Upon reaching the place, appellant removed [AAA’s] shorts and underwear. He also removed his trousers and brief. Thereafter, he ordered [AAA] to lie down on her back. Then, he lay on top of her and inserted his penis into [AAA’s] private organ. Appellant made an up-and-down movement ("Nagdapadapa tabi"). [AAA] felt severe pain inside her private part and said "aray." She also felt an intense pain inside her stomach.

[AAA’s cousin], who positioned herself around five (5) meters away from them, witnessed appellant’s dastardly act. 

ISSUE:
Whether the penalty for the crime of rape be mitigated because of minority of the accused at the time of the commission of the offense.

RULING:
Yes. Article 335 of the Revised Penal Code, as amended by Republic Act No. 7659, was the governing law at the time the accused-appellant committed the rape in question. Under the said law, the penalty of death shall be imposed when the victim of rape is a child below seven years of age. In this case, as the age of AAA, who was five (5) years old at the time the rape was committed, was alleged in the information and proven during trial by the presentation of her birth certificate, which showed her date of birth as January 16, 1991, the death penalty should be imposed.

However, this Court finds ground for modifying the penalty imposed by the CA. We cannot agree with the CA’s conclusion that the accused-appellant cannot be deemed a minor at the time of the commission of the offense to entitle him to the privileged mitigating circumstance of minority pursuant to Article 68(2) of the Revised Penal Code. When accused appellant testified on March 14, 2002, he admitted that he was 24 years old, which means that in 1996, he was 18 years of age. As found by the trial court, the rape incident could have taken place "in any month and date in the year 1996." Since the prosecution was not able to prove the exact date and time when the rape was committed, it is not certain that the crime of rape was committed on or after he reached 18 years of age in 1996. In assessing the attendance of the mitigating circumstance of minority, all doubts should be resolved in favor of the accused, it being more beneficial to the latter. In fact, in several cases, this Court has appreciated this circumstance on the basis of a lone declaration of the accused regarding his age.

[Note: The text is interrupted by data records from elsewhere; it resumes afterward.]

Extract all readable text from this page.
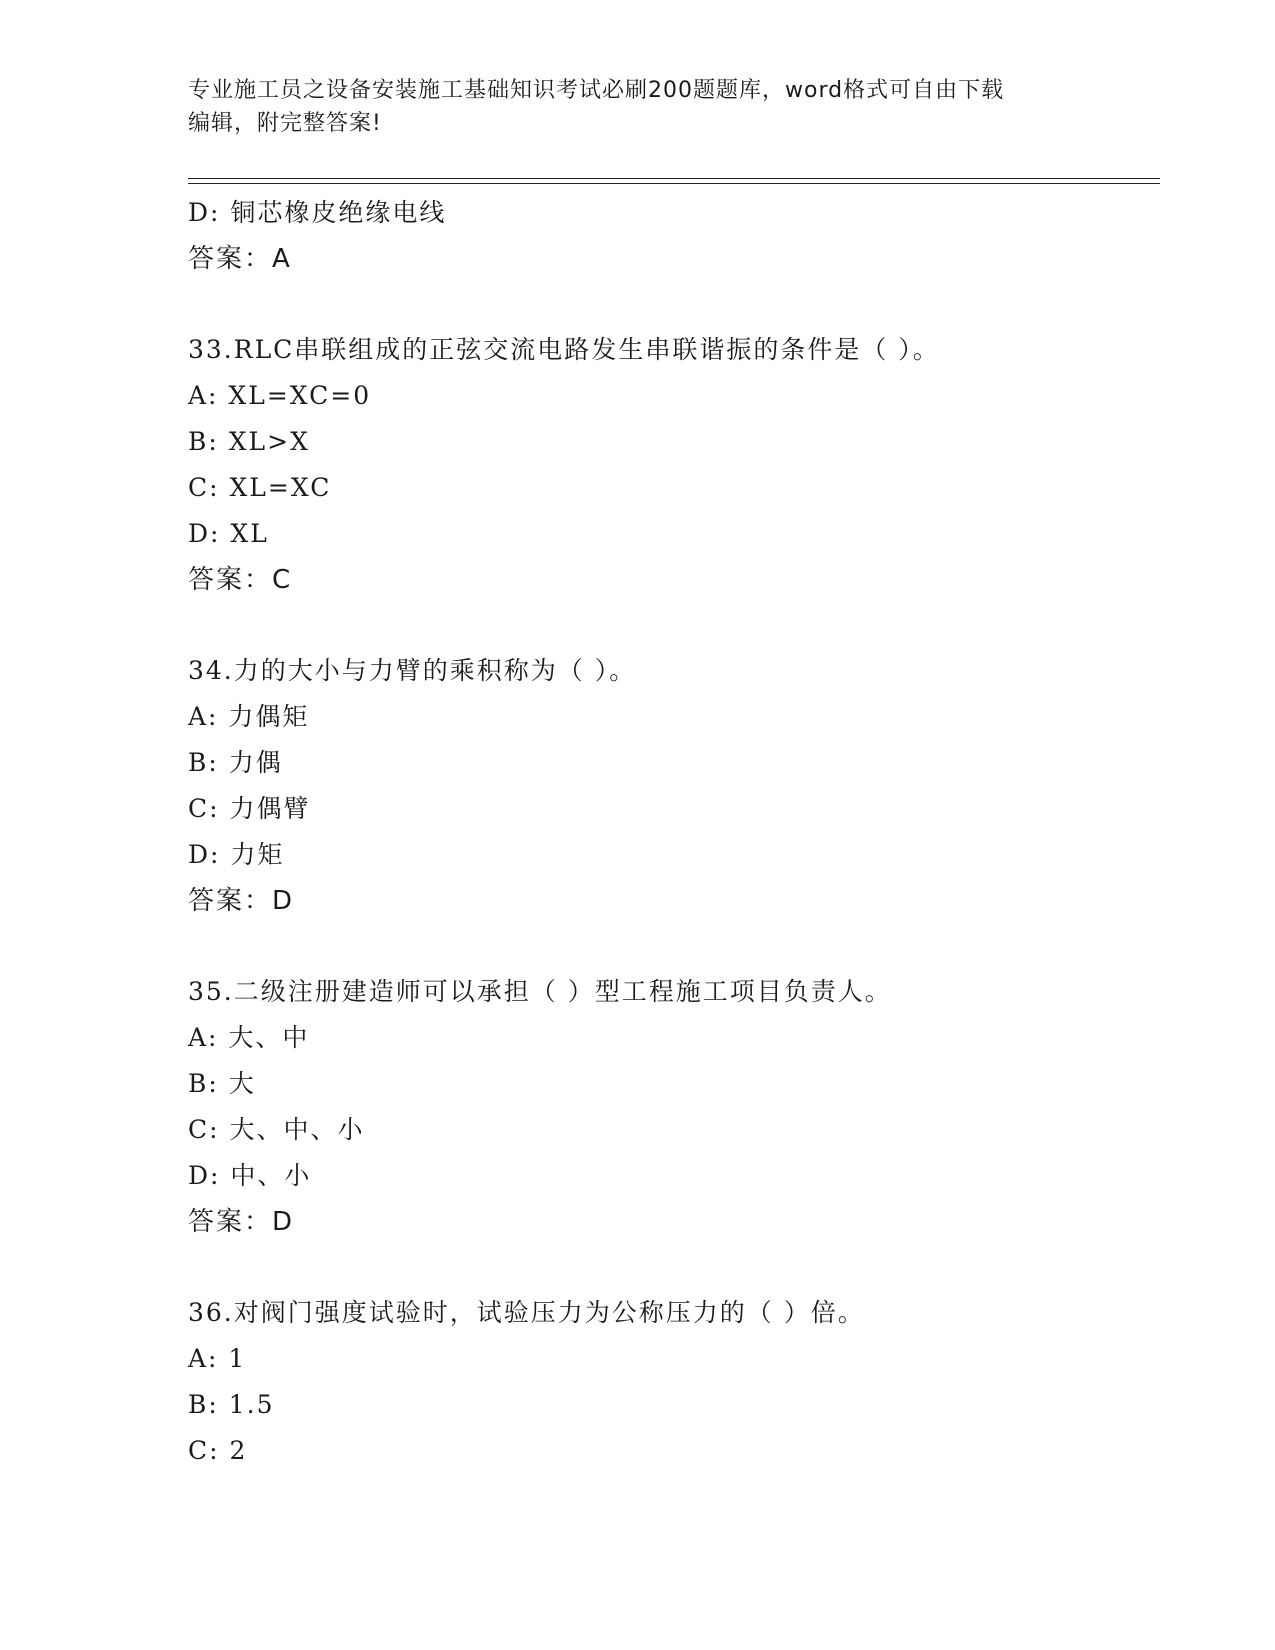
专业施工员之设备安装施工基础知识考试必刷200题题库，word格式可自由下载
编辑，附完整答案!
D: 铜芯橡皮绝缘电线
答案：A
33.RLC串联组成的正弦交流电路发生串联谐振的条件是（ ）。
A: XL=XC=0
B: XL>X
C: XL=XC
D: XL
答案：C
34.力的大小与力臂的乘积称为（ ）。
A: 力偶矩
B: 力偶
C: 力偶臂
D: 力矩
答案：D
35.二级注册建造师可以承担（ ）型工程施工项目负责人。
A: 大、中
B: 大
C: 大、中、小
D: 中、小
答案：D
36.对阀门强度试验时，试验压力为公称压力的（ ）倍。
A: 1
B: 1.5
C: 2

Under Article 68 of the Revised Penal Code, when the offender is a minor under 18 years, the penalty next lower than that prescribed by law shall be imposed, but always in the proper period. However, for purposes of determining the proper penalty because of the privileged mitigating circumstance of minority, the penalty of death is still the penalty to be reckoned with.35 Thus, the proper imposable penalty for the accused-appellant is reclusion perpetua.